The Christian Council of Ghana (CCG) is an umbrella group that unites 31 churches and denominations in Ghana. The council has its members from Charismatic, Pentecostal, Orthodox and other churches.

History of the Council
The CCG was formed on 30 October 1929. Five churches, namely:
African Methodist Episcopal (AME),
Zion Church, English Church Mission (Anglican),
Evangelical Presbyterian Church, Ghana (then the Ewe Presbyterian Church),
Presbyterian Church of the Gold Coast (now Presbyterian Church of Ghana), and
the Methodist Church Ghana (then the Wesleyan Methodist Church)
united aiming to work with various congregations on social matters and to speak for the voiceless in society.

Membership of the council
The council  has been restructured several times since its formation.

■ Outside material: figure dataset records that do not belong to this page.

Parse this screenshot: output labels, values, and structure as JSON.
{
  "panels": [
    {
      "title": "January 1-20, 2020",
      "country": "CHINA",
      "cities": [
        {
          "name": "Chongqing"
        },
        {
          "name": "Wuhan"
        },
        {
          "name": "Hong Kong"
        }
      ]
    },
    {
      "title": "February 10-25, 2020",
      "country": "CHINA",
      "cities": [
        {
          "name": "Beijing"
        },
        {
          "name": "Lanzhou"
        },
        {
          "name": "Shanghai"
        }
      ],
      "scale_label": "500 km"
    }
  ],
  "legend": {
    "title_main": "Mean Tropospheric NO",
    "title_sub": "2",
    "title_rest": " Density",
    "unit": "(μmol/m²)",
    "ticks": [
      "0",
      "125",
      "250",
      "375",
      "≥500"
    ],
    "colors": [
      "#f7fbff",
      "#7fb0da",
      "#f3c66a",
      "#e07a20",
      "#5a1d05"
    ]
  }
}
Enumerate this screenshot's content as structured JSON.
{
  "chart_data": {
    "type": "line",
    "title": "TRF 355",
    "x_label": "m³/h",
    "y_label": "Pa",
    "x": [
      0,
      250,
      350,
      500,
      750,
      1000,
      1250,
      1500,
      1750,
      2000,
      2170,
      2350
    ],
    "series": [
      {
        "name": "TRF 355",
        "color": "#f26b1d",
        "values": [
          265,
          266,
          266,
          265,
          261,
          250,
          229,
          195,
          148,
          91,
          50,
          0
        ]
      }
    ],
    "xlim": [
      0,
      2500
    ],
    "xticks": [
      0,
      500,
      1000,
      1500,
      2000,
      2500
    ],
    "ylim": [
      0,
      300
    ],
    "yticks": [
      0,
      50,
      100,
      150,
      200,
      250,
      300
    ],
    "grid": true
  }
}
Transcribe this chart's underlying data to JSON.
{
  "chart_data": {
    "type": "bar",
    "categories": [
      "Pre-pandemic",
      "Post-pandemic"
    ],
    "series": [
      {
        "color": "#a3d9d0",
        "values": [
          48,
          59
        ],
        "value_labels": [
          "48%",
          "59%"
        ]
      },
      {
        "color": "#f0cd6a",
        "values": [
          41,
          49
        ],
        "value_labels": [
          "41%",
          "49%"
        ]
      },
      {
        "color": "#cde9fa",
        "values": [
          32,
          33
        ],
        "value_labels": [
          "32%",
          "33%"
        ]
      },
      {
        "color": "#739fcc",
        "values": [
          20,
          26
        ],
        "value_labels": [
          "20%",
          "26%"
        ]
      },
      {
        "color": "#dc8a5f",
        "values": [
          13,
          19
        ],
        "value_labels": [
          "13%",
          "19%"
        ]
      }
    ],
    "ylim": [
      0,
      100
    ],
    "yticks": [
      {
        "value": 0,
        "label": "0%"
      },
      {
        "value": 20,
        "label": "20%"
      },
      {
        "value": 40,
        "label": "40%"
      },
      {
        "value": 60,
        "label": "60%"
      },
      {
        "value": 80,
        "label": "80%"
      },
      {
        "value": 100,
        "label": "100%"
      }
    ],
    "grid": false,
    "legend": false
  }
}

It currently includes 29 churches and two Christian organizations.

Current Membership

The Methodist Church Ghana 
Presbyterian Church of Ghana 
Evangelical Presbyterian Church, Ghana 
The Salvation Army 
African Methodist Episcopal Zion Church 
Christian Methodist Episcopal Church 
African Methodist Episcopal Church 
EDEN Revival Church 
Ghana Baptist Convention 
Evangelical Lutheran Church 
Religious Society of Friends 
Ghana Mennonite Church 
Greek Orthodox Church 
Christ Evangelical Mission 
Evangelical Church of Ghana 
Fellowship of Christian Churches
YMCA
Young Women’s Christian Association
Legon Interdenominational Church
Anglican Diocese of Accra
The Luke Society
Ghana Evangelical Convention
Accra Ridge Church
Tema Joint Church
Teshie/Nungua United Church
Atomic Hills United Church
Ghana Police Church
Winners Chapel Ghana

Organizations
YMCA
Young Women’s Christian Association

Projects
The council undertakes various projects in Ghana. One of its major goals is the elimination of stigma and discrimination of people living with HIV/AIDS. The project trained community members in areas of the country that had high HIV/AIDS prevalence of 8–9%. The training involved basic facts about HIV/AIDS, stigma and discrimination among others.

The council has also set up an Interfaith Unit to educate Christians on the need for peaceful existence and tolerance among members of different faiths. The School Dropout Scholarship Programme promotes education among Liberian refugees in the Buduburam refugee settlement near Accra. The programme also identifies the causes and consequences of school dropout among the refugees.

In governance and nation building, the council monitors the activities of political parties and professional bodies in the country and offers advice to them. In 2005 the council appealed to Ghanaians and professional bodies to put the country's economy nation first and spend more time discussing issues of national interest concerning education, health and poverty. In 2011 the council encouraged political party leaders and their followers to avoid the use of provocative language in their speeches.